Desymmetrization in stereochemistry is the modification of a molecule that results in the loss of one or more symmetry elements.  A common application of this class of reactions involves the introduction of chirality.  Formally, such conversions required the loss of an improper axis of rotation (mirror plane, center of inversion, rotation-reflection axis). In other words, desymmetrisations convert prochiral precursors into chiral products.

Examples
Typical substrates are epoxides, diols, dienes, and carboxylic acid anhydrides.

One example is the conversion of cis-3,5-diacetoxycyclopentene to monoacetate. In this transformation, the plane of symmetry in the precursor is lost, and the product is asymmetric.  The desymmetrisation itself is not usually considered useful.  The enantioselective desymmetrisation however delivers a useful product.  This particular conversion utilizes the enzyme cholinesterase.

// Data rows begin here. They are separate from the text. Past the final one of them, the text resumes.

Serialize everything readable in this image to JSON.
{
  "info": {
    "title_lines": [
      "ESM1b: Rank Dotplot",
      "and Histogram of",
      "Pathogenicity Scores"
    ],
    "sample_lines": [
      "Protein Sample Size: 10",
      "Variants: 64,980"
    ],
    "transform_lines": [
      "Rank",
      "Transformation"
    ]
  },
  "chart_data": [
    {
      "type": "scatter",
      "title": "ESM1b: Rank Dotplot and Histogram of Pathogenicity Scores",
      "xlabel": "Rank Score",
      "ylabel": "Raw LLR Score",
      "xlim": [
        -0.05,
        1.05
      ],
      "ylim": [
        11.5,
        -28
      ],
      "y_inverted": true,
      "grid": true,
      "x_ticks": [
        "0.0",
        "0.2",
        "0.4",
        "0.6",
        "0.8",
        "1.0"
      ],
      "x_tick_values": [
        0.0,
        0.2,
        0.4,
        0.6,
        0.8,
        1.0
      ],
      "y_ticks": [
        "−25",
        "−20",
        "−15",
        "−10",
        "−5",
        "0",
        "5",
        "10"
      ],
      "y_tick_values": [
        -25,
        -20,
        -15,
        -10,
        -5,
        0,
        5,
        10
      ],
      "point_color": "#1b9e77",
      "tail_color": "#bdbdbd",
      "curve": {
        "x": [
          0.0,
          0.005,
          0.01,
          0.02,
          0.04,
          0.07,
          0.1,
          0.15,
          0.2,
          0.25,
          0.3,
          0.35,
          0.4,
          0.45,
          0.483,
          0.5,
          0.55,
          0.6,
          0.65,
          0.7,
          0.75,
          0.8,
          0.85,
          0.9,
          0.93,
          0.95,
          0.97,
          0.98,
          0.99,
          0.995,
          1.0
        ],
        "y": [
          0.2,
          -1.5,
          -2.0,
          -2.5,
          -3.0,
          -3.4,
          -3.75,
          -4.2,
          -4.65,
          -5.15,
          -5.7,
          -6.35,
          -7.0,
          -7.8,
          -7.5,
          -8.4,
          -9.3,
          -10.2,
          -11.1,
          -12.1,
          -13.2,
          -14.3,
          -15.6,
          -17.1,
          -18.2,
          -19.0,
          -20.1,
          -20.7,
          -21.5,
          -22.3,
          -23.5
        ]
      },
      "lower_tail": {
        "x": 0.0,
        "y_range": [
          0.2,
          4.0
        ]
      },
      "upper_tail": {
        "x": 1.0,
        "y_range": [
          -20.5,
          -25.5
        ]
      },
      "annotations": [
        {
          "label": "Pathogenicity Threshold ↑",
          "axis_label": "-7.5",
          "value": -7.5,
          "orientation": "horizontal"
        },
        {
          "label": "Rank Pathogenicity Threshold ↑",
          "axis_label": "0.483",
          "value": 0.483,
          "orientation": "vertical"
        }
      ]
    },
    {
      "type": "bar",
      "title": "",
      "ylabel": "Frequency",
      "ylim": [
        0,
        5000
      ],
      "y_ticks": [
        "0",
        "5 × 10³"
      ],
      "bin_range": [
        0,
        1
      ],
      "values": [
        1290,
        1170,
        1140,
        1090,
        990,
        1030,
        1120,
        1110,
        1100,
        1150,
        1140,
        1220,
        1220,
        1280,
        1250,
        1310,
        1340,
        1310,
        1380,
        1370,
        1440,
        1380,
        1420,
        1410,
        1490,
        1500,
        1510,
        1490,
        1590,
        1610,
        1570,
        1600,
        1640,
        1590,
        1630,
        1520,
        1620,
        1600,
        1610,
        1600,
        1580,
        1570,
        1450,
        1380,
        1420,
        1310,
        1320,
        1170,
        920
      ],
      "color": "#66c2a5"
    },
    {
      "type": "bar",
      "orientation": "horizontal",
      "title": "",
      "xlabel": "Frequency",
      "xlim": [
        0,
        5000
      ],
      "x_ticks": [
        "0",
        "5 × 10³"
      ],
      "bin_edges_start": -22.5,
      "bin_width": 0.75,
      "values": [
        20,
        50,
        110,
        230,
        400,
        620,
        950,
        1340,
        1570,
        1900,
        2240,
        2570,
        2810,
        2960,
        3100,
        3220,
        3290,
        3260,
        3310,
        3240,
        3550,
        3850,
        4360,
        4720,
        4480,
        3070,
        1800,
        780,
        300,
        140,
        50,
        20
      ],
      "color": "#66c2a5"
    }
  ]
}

In another example, a symmetrical cyclic imide is subjected to asymmetric deprotonation resulting in a chiral product with high enantioselectivity.

Transfer hydrogenation converts benzil (PhC(O)C(O)Ph) into one enantiomer of hydrobenzoin:
PhC(O)C(O)Ph  +  2 H2   →   PhCH(OH)CH(OH)Ph
The precursor benzil has C2v symmetry, and the product is C2 symmetric.

Citric acid is also a symmetric molecule that can be desymmetrized by partial methylation.